Duh, kalau cerita tentang si bungsu, juga tidak kalah seru. Bila saya sedang
bersiap-siap menghadiri pertemuan atau kegiatan organisasi di pagi hari, diapun
tidak kalah sibuknya menyiapkn diri, seperti mandi pagi-pagi dan memakai
pakaian yang pantas. Timbul pertanyaan dari mulut kecilnya, “Mommy mau kemana?

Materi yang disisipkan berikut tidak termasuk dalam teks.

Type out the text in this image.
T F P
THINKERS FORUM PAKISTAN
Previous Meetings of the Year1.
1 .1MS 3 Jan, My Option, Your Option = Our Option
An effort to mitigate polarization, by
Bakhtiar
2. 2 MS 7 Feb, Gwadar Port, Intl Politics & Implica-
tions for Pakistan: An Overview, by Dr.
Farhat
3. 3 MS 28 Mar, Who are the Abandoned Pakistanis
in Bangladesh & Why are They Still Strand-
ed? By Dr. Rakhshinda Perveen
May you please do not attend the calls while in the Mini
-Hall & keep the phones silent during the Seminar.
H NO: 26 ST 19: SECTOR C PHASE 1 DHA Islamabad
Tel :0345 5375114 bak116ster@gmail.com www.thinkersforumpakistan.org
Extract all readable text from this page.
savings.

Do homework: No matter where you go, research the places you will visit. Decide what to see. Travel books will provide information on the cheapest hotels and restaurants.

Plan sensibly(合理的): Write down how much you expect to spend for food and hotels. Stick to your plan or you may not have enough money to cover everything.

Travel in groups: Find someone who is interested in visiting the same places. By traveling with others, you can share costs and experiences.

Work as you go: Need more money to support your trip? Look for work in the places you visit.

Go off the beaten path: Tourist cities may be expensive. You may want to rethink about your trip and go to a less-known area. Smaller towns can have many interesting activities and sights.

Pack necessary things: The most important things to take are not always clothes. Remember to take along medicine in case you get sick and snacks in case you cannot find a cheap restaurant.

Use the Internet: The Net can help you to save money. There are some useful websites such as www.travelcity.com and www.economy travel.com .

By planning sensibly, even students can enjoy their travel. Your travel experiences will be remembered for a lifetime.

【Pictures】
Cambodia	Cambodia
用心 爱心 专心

Faiz ikut ya?” katanya pada suatu pagi. Ini sering sekali terjadi. Saya berusaha
menjawab dengan tenang “Mommy pergi sebentar koq, mau ada pertemuan ibu-ibu dan
di sana tidak ada anak kecil yang ikut.” Dia tidak kehilangan akal. Ia mulai
rewel dan minta uang sebagai konpensasinya, dan tidak berhenti sampai di situ;
dia pun mulai nangis lagi. Dalam hati, saya bergumam “gimana nich?” Waktu
pertemuan sudah lewat 15 menit. Sayapun mengambil inisiatif dan termasuk tips
jitu yang sering saya pakai yaitu memeluk dan mencium kedua pipinya agar dia
bisa tenang kembali. Tapi itu ternyata tidak cukup, dan akhirnya saya pun
menuntun tangannya dan mengajaknya ke kios dekat rumah untuk membeli cemilan
kesukaannya, spontan tangisnya pun reda.
Alhamdulillah juga, sekalipun jauh dari keluarga besar, kami mempunyai
teman yang bisa meringankan tugas rumah tangga setiap harinya. Dia sudah kami
anggap seperti keluarga sendiri. Dia tahu batas-batas yang menjadi tanggung
jawabnya. Dia pun bisa menjadi teman
baik untuk kedua anak kami. Setelah membeli cemilan yang menjadi pilihannya,
iapun merasa puas dan berkata ”Mommy pergi dah, nanti telat, ucapnya polos.” Lalu
kucium pipinya sekali lagi, dan diapun melambaikan tangannya dan diiringi oleh
senyum kecil yang menghiasi bibirnya yang mungil. Sambil melangkah pergi saya pun berkata dalam
hati, bahwa anak tidak hanya membutuhkan uang (materi), tapi juga butuh
perhatian (kasih sayang) sebagai kekuatan dan realisasi rasa cinta kedua orang
tuanya pada anak-anaknya.
Ya Alloh, kami titip anak-anak kami pada-Mu, karena Engkaulah pelindung
kami di dunia dan akhirat, amin. Karena sesungguhnya apa yang kami miliki
sekarang, semua adalah titipan dari-Mu. Dan semoga kelak bisa bermanfat bagi
Islam, keluarga, dan negeri tercinta ini, amin ya’ Robbal Alamin.
(Refleksi updated 17 April 2009)
MasyaAllah,,ideal example of family membership for our future. Makasih buat pengalamannya bu', do'ain saya ya? Ya Allah,,semoga Engkau juga menitipkan buat hamba keluarga yang harmonis.